While joining what seemed like millions of Pittsburghers watching Dutch artist Florentijn Hofman's 40-foot-tall rubber duck towed around the Point upon its arrival Friday evening, I thought, "Man, I'd give anything to know what kind of random thoughts are going on inside that duck's head."
And then I remembered, for Christmas last year the kids by strange coincidence gave me a device enabling me to do exactly that. So ...
• Where are all the blankets I thought would be hanging along the Andy Warhol Bridge? The main reason I came to Pittsburgh was to see something whimsical myself.
• This city seems so much cleaner and prettier than my preconceived notions. I wonder if any other first-time visitors have ever mentioned that to the locals.
• Even though everyone's cheering me, I still feel bad about being shrunk a story smaller to fit under the bridges here. Thank goodness these folks have low expectations. You'd think they'd never seen a giant, inflated, cute, colorful, rubber object on their waterways before.

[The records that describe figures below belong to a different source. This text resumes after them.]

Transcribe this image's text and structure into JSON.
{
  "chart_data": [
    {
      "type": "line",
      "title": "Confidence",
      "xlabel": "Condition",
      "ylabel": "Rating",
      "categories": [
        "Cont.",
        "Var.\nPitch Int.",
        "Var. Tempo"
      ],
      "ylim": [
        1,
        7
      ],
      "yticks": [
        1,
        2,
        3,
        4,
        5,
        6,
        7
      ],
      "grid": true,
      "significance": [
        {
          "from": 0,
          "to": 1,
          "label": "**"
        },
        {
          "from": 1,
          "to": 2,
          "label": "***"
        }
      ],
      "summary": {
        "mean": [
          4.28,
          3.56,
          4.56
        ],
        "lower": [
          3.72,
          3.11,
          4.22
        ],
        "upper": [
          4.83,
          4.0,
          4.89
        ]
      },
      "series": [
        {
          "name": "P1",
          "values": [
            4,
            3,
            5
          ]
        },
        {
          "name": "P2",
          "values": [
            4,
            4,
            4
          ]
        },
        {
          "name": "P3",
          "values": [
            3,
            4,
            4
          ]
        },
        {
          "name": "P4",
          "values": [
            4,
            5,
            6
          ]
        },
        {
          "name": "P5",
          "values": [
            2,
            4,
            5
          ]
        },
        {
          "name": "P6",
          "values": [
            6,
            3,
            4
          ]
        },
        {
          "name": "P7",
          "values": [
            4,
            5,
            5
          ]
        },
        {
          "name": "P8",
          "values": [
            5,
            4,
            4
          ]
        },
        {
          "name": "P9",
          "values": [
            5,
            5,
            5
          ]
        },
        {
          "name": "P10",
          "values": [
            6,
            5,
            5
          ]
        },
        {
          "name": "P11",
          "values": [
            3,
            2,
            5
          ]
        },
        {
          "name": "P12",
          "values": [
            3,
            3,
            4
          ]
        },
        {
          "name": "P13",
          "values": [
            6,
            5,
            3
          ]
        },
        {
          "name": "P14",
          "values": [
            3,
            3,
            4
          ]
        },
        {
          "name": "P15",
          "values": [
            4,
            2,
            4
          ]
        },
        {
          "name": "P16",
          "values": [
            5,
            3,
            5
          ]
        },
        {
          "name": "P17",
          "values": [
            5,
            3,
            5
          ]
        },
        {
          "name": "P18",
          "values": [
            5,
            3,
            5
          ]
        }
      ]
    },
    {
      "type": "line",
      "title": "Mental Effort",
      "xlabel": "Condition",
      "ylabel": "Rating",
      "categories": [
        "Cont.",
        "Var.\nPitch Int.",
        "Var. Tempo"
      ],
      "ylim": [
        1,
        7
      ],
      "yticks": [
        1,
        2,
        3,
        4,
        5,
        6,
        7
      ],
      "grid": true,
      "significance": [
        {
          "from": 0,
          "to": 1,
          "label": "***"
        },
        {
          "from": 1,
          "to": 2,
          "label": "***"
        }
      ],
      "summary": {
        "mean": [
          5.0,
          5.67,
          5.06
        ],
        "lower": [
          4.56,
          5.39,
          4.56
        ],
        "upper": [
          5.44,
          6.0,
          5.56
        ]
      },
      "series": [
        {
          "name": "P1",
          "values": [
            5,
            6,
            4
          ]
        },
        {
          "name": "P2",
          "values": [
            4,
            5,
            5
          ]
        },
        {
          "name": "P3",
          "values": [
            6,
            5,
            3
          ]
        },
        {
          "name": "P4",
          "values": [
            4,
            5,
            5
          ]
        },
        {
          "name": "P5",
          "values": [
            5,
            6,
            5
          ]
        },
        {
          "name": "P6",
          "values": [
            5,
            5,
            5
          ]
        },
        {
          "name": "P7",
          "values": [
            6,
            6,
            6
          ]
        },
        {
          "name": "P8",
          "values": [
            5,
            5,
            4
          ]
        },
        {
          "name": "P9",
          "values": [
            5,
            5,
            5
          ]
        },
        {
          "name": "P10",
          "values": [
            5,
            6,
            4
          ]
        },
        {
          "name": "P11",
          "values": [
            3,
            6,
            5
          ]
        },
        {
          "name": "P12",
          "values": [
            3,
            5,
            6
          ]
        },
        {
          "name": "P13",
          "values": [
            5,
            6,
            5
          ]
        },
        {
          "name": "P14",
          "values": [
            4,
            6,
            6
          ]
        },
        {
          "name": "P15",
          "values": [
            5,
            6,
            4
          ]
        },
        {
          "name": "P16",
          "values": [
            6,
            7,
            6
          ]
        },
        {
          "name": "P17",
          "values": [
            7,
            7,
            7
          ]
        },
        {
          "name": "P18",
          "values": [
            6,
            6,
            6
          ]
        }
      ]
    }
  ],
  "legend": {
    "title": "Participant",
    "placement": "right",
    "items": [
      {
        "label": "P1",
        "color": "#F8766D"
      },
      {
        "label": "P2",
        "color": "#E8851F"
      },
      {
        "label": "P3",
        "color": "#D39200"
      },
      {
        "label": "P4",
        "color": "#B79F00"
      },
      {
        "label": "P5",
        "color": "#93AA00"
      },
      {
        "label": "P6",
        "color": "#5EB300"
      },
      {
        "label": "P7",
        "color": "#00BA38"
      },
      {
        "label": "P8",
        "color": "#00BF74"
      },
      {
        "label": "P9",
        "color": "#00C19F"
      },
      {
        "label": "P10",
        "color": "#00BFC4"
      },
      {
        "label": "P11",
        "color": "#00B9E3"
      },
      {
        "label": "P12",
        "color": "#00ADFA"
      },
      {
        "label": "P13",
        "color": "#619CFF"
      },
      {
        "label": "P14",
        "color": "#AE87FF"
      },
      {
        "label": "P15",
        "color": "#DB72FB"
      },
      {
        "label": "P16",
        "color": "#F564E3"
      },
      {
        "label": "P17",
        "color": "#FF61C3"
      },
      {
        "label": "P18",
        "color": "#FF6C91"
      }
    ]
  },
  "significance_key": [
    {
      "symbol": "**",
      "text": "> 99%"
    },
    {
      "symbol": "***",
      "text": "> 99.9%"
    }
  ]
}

• I sure hope those clowns in D.C. don't shut down the government. Who's going to protect me on the river at night if the U.S. Coast Guard isn't doing its usual job?
• I'm happy for the Pirates, but swear to God, if Pedro Alvarez hits one of those home runs outside of PNC Park Tuesday that hits and deflates me, I'm going to call that Edgar Snyder guy from TV and get some money out of it.
• Shouldn't the mayor be here to greet me? Where's the mayor?
• This trip would be a lot more fun if the towboat would go faster and let me catch some waves.
• I hope Pennsylvania isn't much of an NRA state. I don't see many good hiding spots on the rivers for a conspicuously large yellow object if someone gets all trigger-happy for target practice.
• Why does everybody in Pittsburgh quack so much? Ever since I got here, that's all I hear. Pretty primitive species, if you ask me.
• I guess I can manage fine here for three weeks, but would it have been too much trouble for them to blow up a similar-sized duck of the opposite sex to help me pass the time? Two giant inflated ducks mating -- now that would be something people might be willing to pay for Downtown parking to see.
• There was something in the air in Amsterdam when I was parked there for weeks that I'm not sensing here. Can't quite put my finger on it, but yes, there's definitely something missing.
• "Hey, would one of you people on the shore come back here late Sunday and tell me how 'Breaking Bad' ended? Please!"
• They have a funny way of giving directions here. When I came up the Ohio River and asked a boater which way to the Roberto Clemente Bridge, he said, "You can't miss it. It's the second bridge past where Three Rivers Stadium used to be." Good idea, use a landmark that doesn't exist as a reference point for a newcomer. Jeez.
• I don't know why Florentijn Hofman gets all the money out of this from the Cultural Trust -- I'm the one everyone comes to see. I need a new agent.
• I know I shouldn't do this, but I can't resist at least once in each city because it's so funny: When one little girl on the riverbank seemed a little frightened by my size as I went by, I roared like Godzilla just to see her jump into her father's arms. He didn't seem to appreciate the humor of it, but, c'mon, a cute duck suddenly acting like Godzilla -- that's priceless.
• I hear people leave Pittsburgh because they don't like the weather. Are they crazy? This city has the best weather I've ever seen.
• Call me paranoid, but sometimes when I see everybody smiling as they look at me, I worry that they're smiling at me instead of with me.
• Just for a day, I'd like to be the color black and see if I get the same reaction from everyone. I bet Justin Timberlake has days he feels that way, too.
• So San Francisco hopes to get me next, according to the newspaper? Hmrpf, what a come-down that would probably be after this nice spot.